Há de se ter a compreensão de que não foi o juiz quem
elaborou a Constituição
A mensagem e o mensageiro
Por FERNANDO BARBAGALO - Correio Braziliense/redação e Blog do Sombra
É utopia pensar numa sociedade sem crimes. Mesmo em
países mais desenvolvidos (sócio e economicamente) ocorrem delitos de toda a
ordem. Igualmente utópico (ou inocente) é o pensamento majoritário no Brasil de
que a punição penal pode diminuir e quiçá acabar com a criminalidade sempre
crescente. ...
Esse
é um pensamento que está enraizado no inconsciente coletivo (bombardeado com
notícias diárias sobre crimes violentos) e que atinge também, com frequência,
os operadores do direito, os quais, sob o fundamento vago “proteção da
sociedade”, entendem que se está autorizado a prender (punir) as pessoas antes
mesmo que sejam julgadas, negando direitos fundamentais dispostos na
Constituição e na legislação vigente.
Ilustra exemplarmente esse pensamento, vídeo panfletário
postado por um delegado de polícia do Distrito Federal em que, a pretexto de —
alegações suas — “prestar um serviço de utilidade pública”, tece críticas a uma
decisão judicial que concedeu liberdade provisória a pessoas detidas por
suposto crime de tráfico de drogas.
No vídeo em questão, foram convenientemente pinçados
trechos da decisão judicial, não sendo lida em sua integralidade. Inicialmente,
dá-se a entender que o delegado participou das investigações que culminaram com
a prisão em flagrante do casal, fato desmentido posteriormente em sua página de
relacionamentos na internet.
O delegado inicia seu desabafo “informativo” relatando
caso de tráfico em que um casal foi preso (a autoridade desde já os trata por
“casal de traficantes de drogas”) com filmagens, depoimento de usuários “tudo
dentro das exigências da lei e da Constituição”, mas, no dia seguinte, foram
colocados em liberdade pelo Judiciário.
Ele continua seu relato, informando que o juiz entendeu
ser o flagrante regular. Ora, sabe-se que a regularidade do flagrante não
impede a concessão da liberdade provisória, aliás, é pressuposto para análise e
eventual concessão desta, pois, do contrário (se o flagrante fosse irregular),
dar-se-ia o relaxamento da prisão ilegal (fato enfatizado pelo juiz na decisão,
a propósito).
A autoridade policial chega ao cúmulo de afirmar que a
liberdade provisória foi concedida “sem fiança”, quando se sabe, ou se deveria
saber (e informar aos incautos, leigos em direito) que a Constituição, no art.

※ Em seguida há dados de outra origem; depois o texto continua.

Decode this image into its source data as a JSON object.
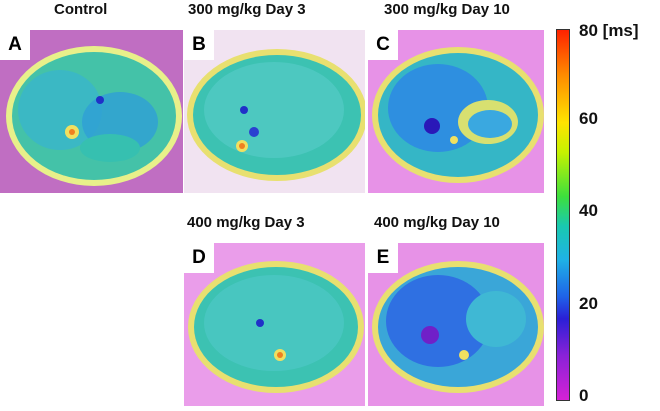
{
  "panels": [
    {
      "letter": "A",
      "title": "Control"
    },
    {
      "letter": "B",
      "title": "300 mg/kg Day 3"
    },
    {
      "letter": "C",
      "title": "300 mg/kg Day 10"
    },
    {
      "letter": "D",
      "title": "400 mg/kg Day 3"
    },
    {
      "letter": "E",
      "title": "400 mg/kg Day 10"
    }
  ],
  "colorbar": {
    "unit": "[ms]",
    "ticks": [
      "80",
      "60",
      "40",
      "20",
      "0"
    ],
    "colors": [
      "#ff2200",
      "#ff8a00",
      "#ffe400",
      "#3ddf3d",
      "#19c9b0",
      "#1f63e8",
      "#2a1fd6",
      "#d522d6"
    ]
  }
}
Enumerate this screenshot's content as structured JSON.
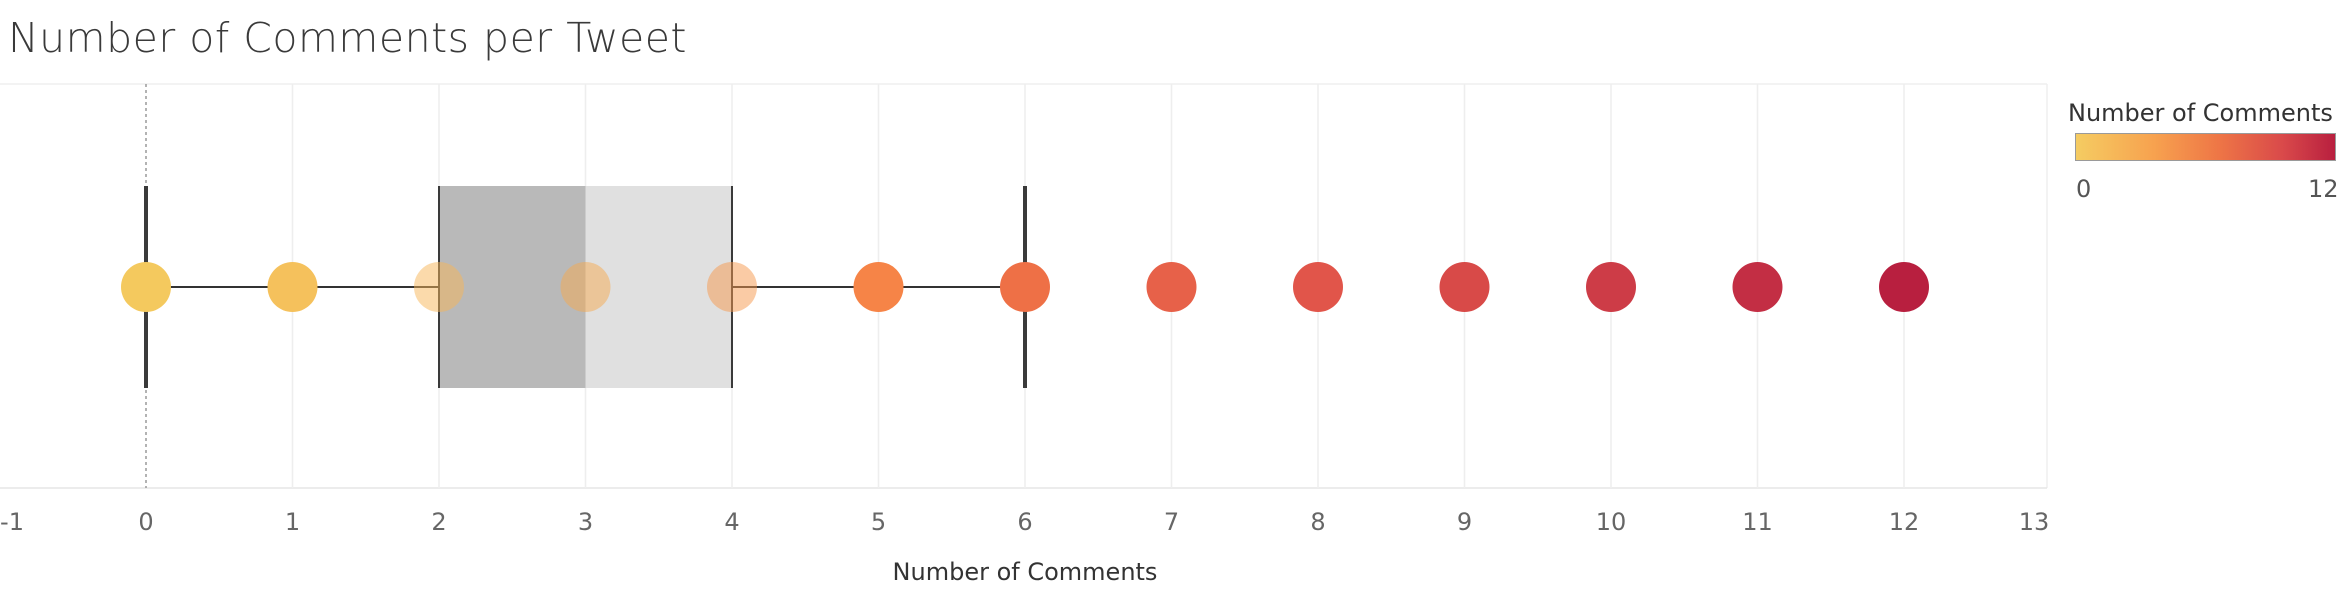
{
  "title": "Number of Comments per Tweet",
  "chart_data": {
    "type": "scatter",
    "title": "Number of Comments per Tweet",
    "xlabel": "Number of Comments",
    "ylabel": "",
    "xlim": [
      -1,
      13
    ],
    "x_ticks": [
      "-1",
      "0",
      "1",
      "2",
      "3",
      "4",
      "5",
      "6",
      "7",
      "8",
      "9",
      "10",
      "11",
      "12",
      "13"
    ],
    "points": [
      0,
      1,
      2,
      3,
      4,
      5,
      6,
      7,
      8,
      9,
      10,
      11,
      12
    ],
    "point_colors": [
      "#f4c95e",
      "#f5c15c",
      "#f7b657",
      "#f5a950",
      "#f6974b",
      "#f68447",
      "#ee7046",
      "#e76149",
      "#e1554a",
      "#d84a48",
      "#cd3c47",
      "#c32e44",
      "#b81f3f"
    ],
    "boxplot": {
      "whisker_low": 0,
      "q1": 2,
      "median": 3,
      "q3": 4,
      "whisker_high": 6
    },
    "box_colors": {
      "lower": "#b9b9b9",
      "upper": "#e0e0e0"
    },
    "grid": "vertical",
    "legend": {
      "title": "Number of Comments",
      "placement": "top-right",
      "min_label": "0",
      "max_label": "12",
      "min_color": "#f5cc62",
      "max_color": "#b81f3f"
    }
  }
}
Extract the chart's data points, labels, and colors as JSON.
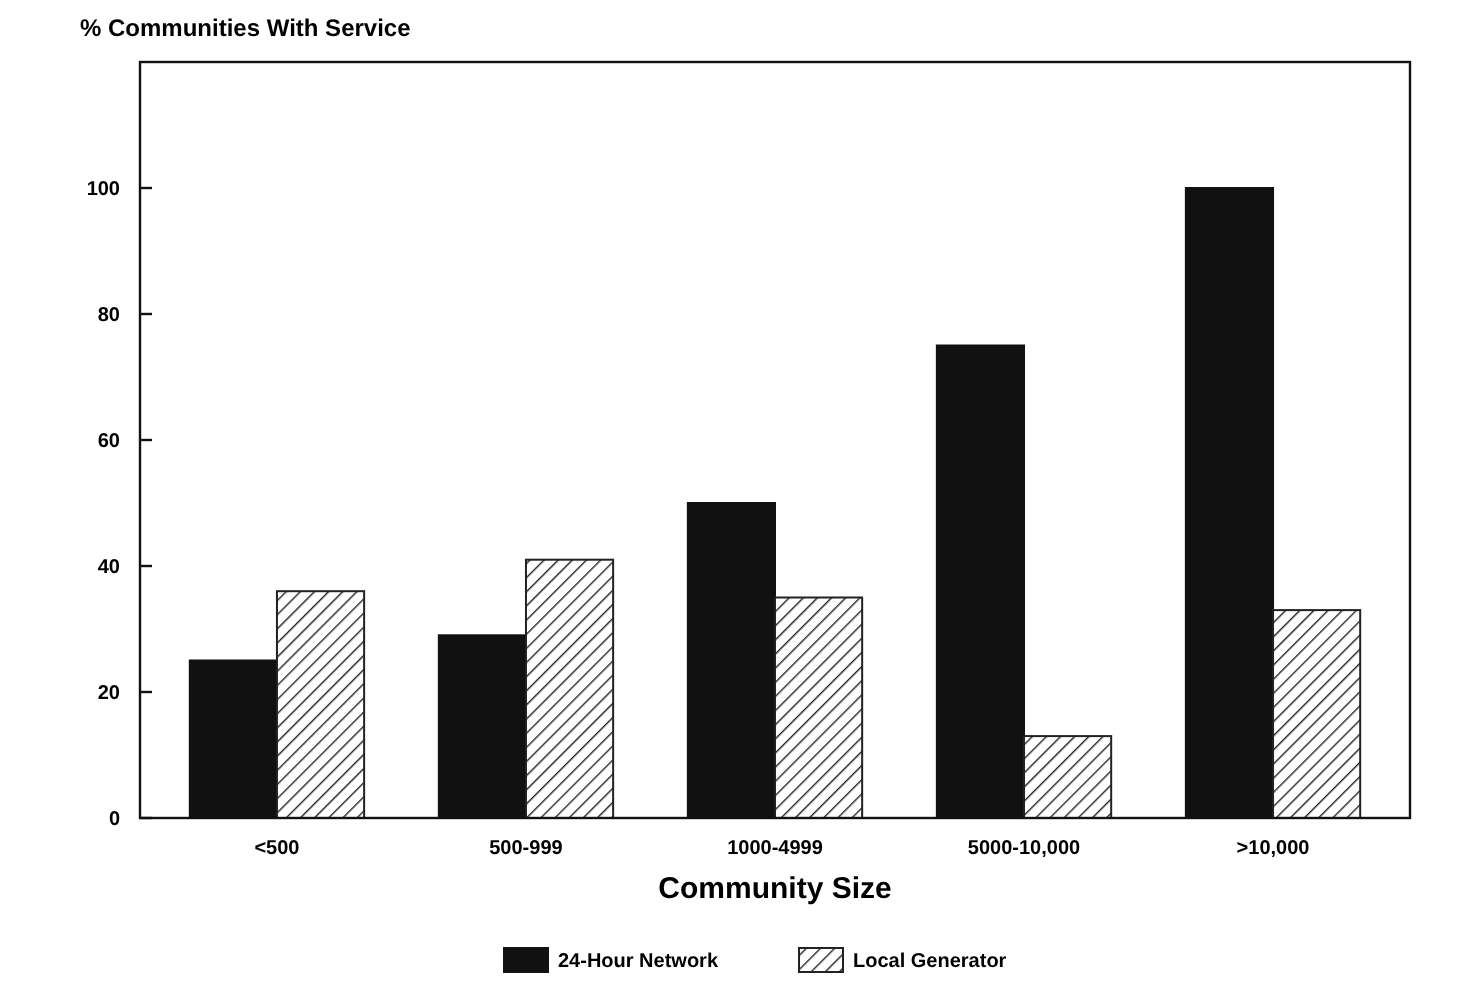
{
  "chart_data": {
    "type": "bar",
    "title": "% Communities With Service",
    "xlabel": "Community Size",
    "categories": [
      "<500",
      "500-999",
      "1000-4999",
      "5000-10,000",
      ">10,000"
    ],
    "series": [
      {
        "name": "24-Hour Network",
        "color": "#111111",
        "values": [
          25,
          29,
          50,
          75,
          100
        ]
      },
      {
        "name": "Local Generator",
        "color": "#222222",
        "values": [
          36,
          41,
          35,
          13,
          33
        ]
      }
    ],
    "ylim": [
      0,
      120
    ],
    "yticks": [
      0,
      20,
      40,
      60,
      80,
      100
    ],
    "grid": false,
    "legend": "bottom"
  }
}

5º, XLIII, consagra a inafiançabilidade do crime de tráfico (o que não impede a
concessão de liberdade provisória, segundo entendimento do STF).
No entanto, não foi informado no vídeo que a prisão foi
substituída por quatro medidas cautelares pessoais, tais como: comparecimento
mensal e pessoal em juízo, proibição dos presos se ausentarem do Distrito
Federal e de alterarem seus endereços sem prévia autorização judicial, além de
recolhimento noturno da 0h às 5h, tudo em conformidade com os arts. 285, § 2º e
319, do CPP.
Omitiu-se também a quantidade de droga apreendida, que foi
de 0,2 grama de crack. Foi omitido, outrossim, que a posição adotada pelo
magistrado em questão encontra amparo nos tribunais superiores, podendo ser
citados diversos precedentes com o mesmo posicionamento adotado por diversos
tribunais brasileiros, incluindo, o STF2 e o STJ3.
Por fim, omitiu-se que todos os presos devem ser julgados
e condenados antes de serem punidos. Sim, parece démodé, mas é exigência
constitucional (art. 5º, LIV) e também, para desalento de muitos, são
considerados inocentes antes de serem julgados (art. 5º, LVII) e sequer
poderiam ser chamados, como o foram, de traficantes.
Há de se ter a compreensão de que não foi o juiz quem
elaborou a Constituição nem as leis vigentes em nosso país, mas que se
comprometeu a cumprir a Constituição a aplicar as leis, por isso, acredito que
o delegado, algo comum nesses tempos, errou o alvo de sua crítica, mirou a
mensagem, mas atingiu, injusta e inadvertidamente, o mensageiro.